Selanjutnya, ujar Ramdan Denny, Bank Indonesia bersama Pemerintah dan Dewan Perwakilan Rakyat (DPR) akan terus melakukan pembahasan mengenai proses redenominasi.

 

Redenominasi Jadi Penyederhanaan Jumlah Digit

Petugas menata mata uang rupiah di salah satu gerai penukaran mata uang di Jakarta, Kamis (5/1/2023). Mengutip data Bloomberg pukul 15.00 WIB, rupiah ditutup turun 0,22 persen atau 34 poin ke Rp15.616,5 per dolar AS. Hal tersebut terjadi di tengah penguatan indeks dolar AS 0,16 persen ke 104,41. (Liputan6.com/Angga Yuniar)

Redenominasi rupiah merupakan penyederhanaan jumlah digit pada pecahan (denominasi) rupiah tanpa mengurangi daya beli dan nilai rupiah terhadap harga barang dan/atau jasa.

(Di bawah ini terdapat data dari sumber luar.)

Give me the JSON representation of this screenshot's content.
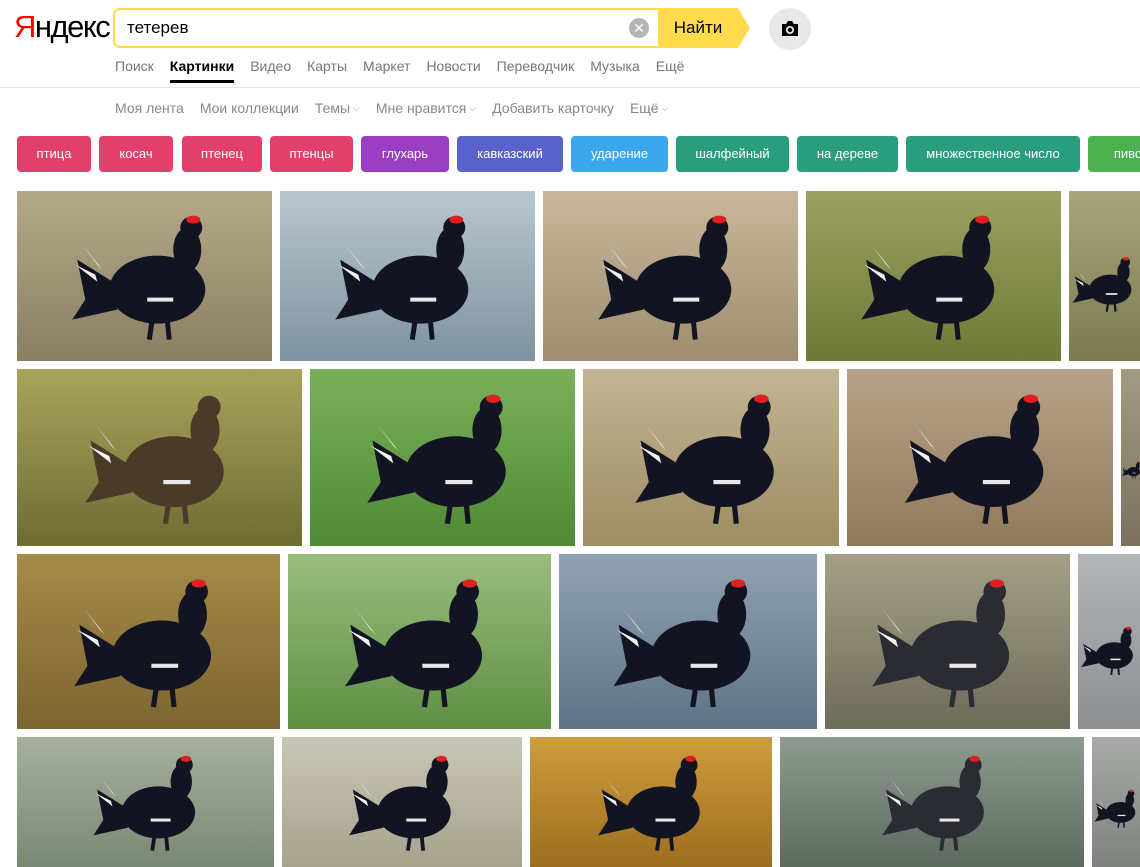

Bank Indonesia menyampaikan bahwa hal ini merupakan langkah strategis untuk meningkatkan efisiensi transaksi, memperkuat kredibilitas rupiah, dan mendukung modernisasi sistem pembayaran nasional.

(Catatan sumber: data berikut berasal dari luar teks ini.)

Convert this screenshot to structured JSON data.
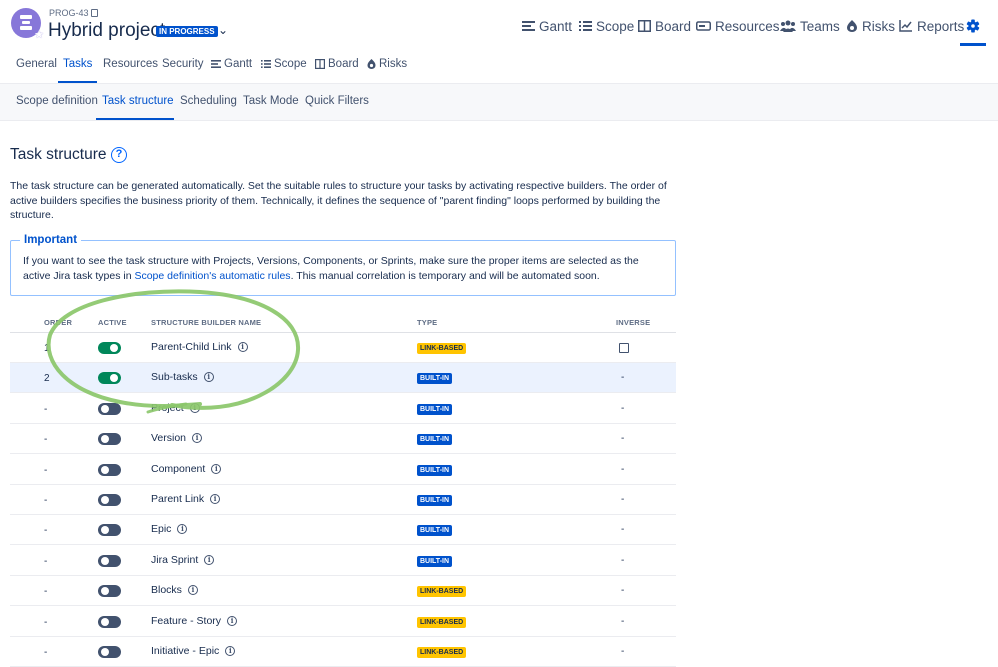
{
  "header": {
    "project_key": "PROG-43",
    "project_name": "Hybrid project",
    "status": "IN PROGRESS",
    "nav": [
      {
        "label": "Gantt",
        "icon": "gantt-icon"
      },
      {
        "label": "Scope",
        "icon": "scope-icon"
      },
      {
        "label": "Board",
        "icon": "board-icon"
      },
      {
        "label": "Resources",
        "icon": "resources-icon"
      },
      {
        "label": "Teams",
        "icon": "teams-icon"
      },
      {
        "label": "Risks",
        "icon": "risks-icon"
      },
      {
        "label": "Reports",
        "icon": "reports-icon"
      }
    ],
    "settings_icon": "gear-icon"
  },
  "tabs": [
    {
      "label": "General"
    },
    {
      "label": "Tasks",
      "active": true
    },
    {
      "label": "Resources"
    },
    {
      "label": "Security"
    },
    {
      "label": "Gantt",
      "icon": "gantt-icon"
    },
    {
      "label": "Scope",
      "icon": "scope-icon"
    },
    {
      "label": "Board",
      "icon": "board-icon"
    },
    {
      "label": "Risks",
      "icon": "risks-icon"
    }
  ],
  "subtabs": [
    {
      "label": "Scope definition"
    },
    {
      "label": "Task structure",
      "active": true
    },
    {
      "label": "Scheduling"
    },
    {
      "label": "Task Mode"
    },
    {
      "label": "Quick Filters"
    }
  ],
  "main": {
    "title": "Task structure",
    "description": "The task structure can be generated automatically. Set the suitable rules to structure your tasks by activating respective builders. The order of active builders specifies the business priority of them. Technically, it defines the sequence of \"parent finding\" loops performed by building the structure.",
    "important": {
      "title": "Important",
      "text_before": "If you want to see the task structure with Projects, Versions, Components, or Sprints, make sure the proper items are selected as the active Jira task types in ",
      "link": "Scope definition's automatic rules",
      "text_after": ". This manual correlation is temporary and will be automated soon."
    }
  },
  "table": {
    "headers": {
      "order": "ORDER",
      "active": "ACTIVE",
      "name": "STRUCTURE BUILDER NAME",
      "type": "TYPE",
      "inverse": "INVERSE"
    },
    "rows": [
      {
        "order": "1",
        "active": true,
        "name": "Parent-Child Link",
        "type": "LINK-BASED",
        "inverse": "checkbox"
      },
      {
        "order": "2",
        "active": true,
        "name": "Sub-tasks",
        "type": "BUILT-IN",
        "inverse": "-"
      },
      {
        "order": "-",
        "active": false,
        "name": "Project",
        "type": "BUILT-IN",
        "inverse": "-"
      },
      {
        "order": "-",
        "active": false,
        "name": "Version",
        "type": "BUILT-IN",
        "inverse": "-"
      },
      {
        "order": "-",
        "active": false,
        "name": "Component",
        "type": "BUILT-IN",
        "inverse": "-"
      },
      {
        "order": "-",
        "active": false,
        "name": "Parent Link",
        "type": "BUILT-IN",
        "inverse": "-"
      },
      {
        "order": "-",
        "active": false,
        "name": "Epic",
        "type": "BUILT-IN",
        "inverse": "-"
      },
      {
        "order": "-",
        "active": false,
        "name": "Jira Sprint",
        "type": "BUILT-IN",
        "inverse": "-"
      },
      {
        "order": "-",
        "active": false,
        "name": "Blocks",
        "type": "LINK-BASED",
        "inverse": "-"
      },
      {
        "order": "-",
        "active": false,
        "name": "Feature - Story",
        "type": "LINK-BASED",
        "inverse": "-"
      },
      {
        "order": "-",
        "active": false,
        "name": "Initiative - Epic",
        "type": "LINK-BASED",
        "inverse": "-"
      }
    ]
  },
  "colors": {
    "accent": "#0052cc",
    "toggle_on": "#00875a",
    "toggle_off": "#42526e",
    "link_based_badge": "#ffc400",
    "annotation_circle": "#8bc76a"
  }
}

Diberitakan sebelumnya, Pemerintah tengah menyiapkan RUU tentang Perubahan Harga Rupiah (Redenominasi), dengan target rampung pada 2027.

Penyiapan RUU tersebut tercantum dalam Peraturan Menteri Keuangan (PMK) Nomor 70 Tahun 2025 tentang Rencana Strategis Kementerian Keuangan Tahun 2025-2029.

 

 

4 Rancangan Undang-Undang

Pegawai memperlihatkan mata uang rupiah di salah satu gerai penukaran mata uang di Jakarta, Kamis (5/1/2023). Nilai tukar rupiah ditutup di level Rp15.616 per dolar AS pada Kamis (5/1) sore ini. Mata uang Garuda melemah 34 poin atau minus 0,22 persen dari perdagangan sebelumnya. (Liputan6.com/Angga Yuniar)

Dalam PMK itu dijelaskan, Kementerian Keuangan menyiapkan empat rancangan undang-undang, yakni RUU tentang Perlelangan, RUU tentang Pengelolaan Kekayaan Negara, RUU tentang Perubahan Harga Rupiah (Redenominasi), dan RUU tentang Penilai.

PMK tersebut juga menyebutkan beberapa urgensi pembentukan RUU Redenominasi antara lain untuk efisiensi perekonomian dapat dicapai melalui peningkatan daya saing nasional, menjaga kesinambungan perkembangan perekonomian nasional, menjaga nilai rupiah yang stabil sebagai wujud terpeliharanya daya beli masyarakat, serta meningkatkan kredibilitas rupiah.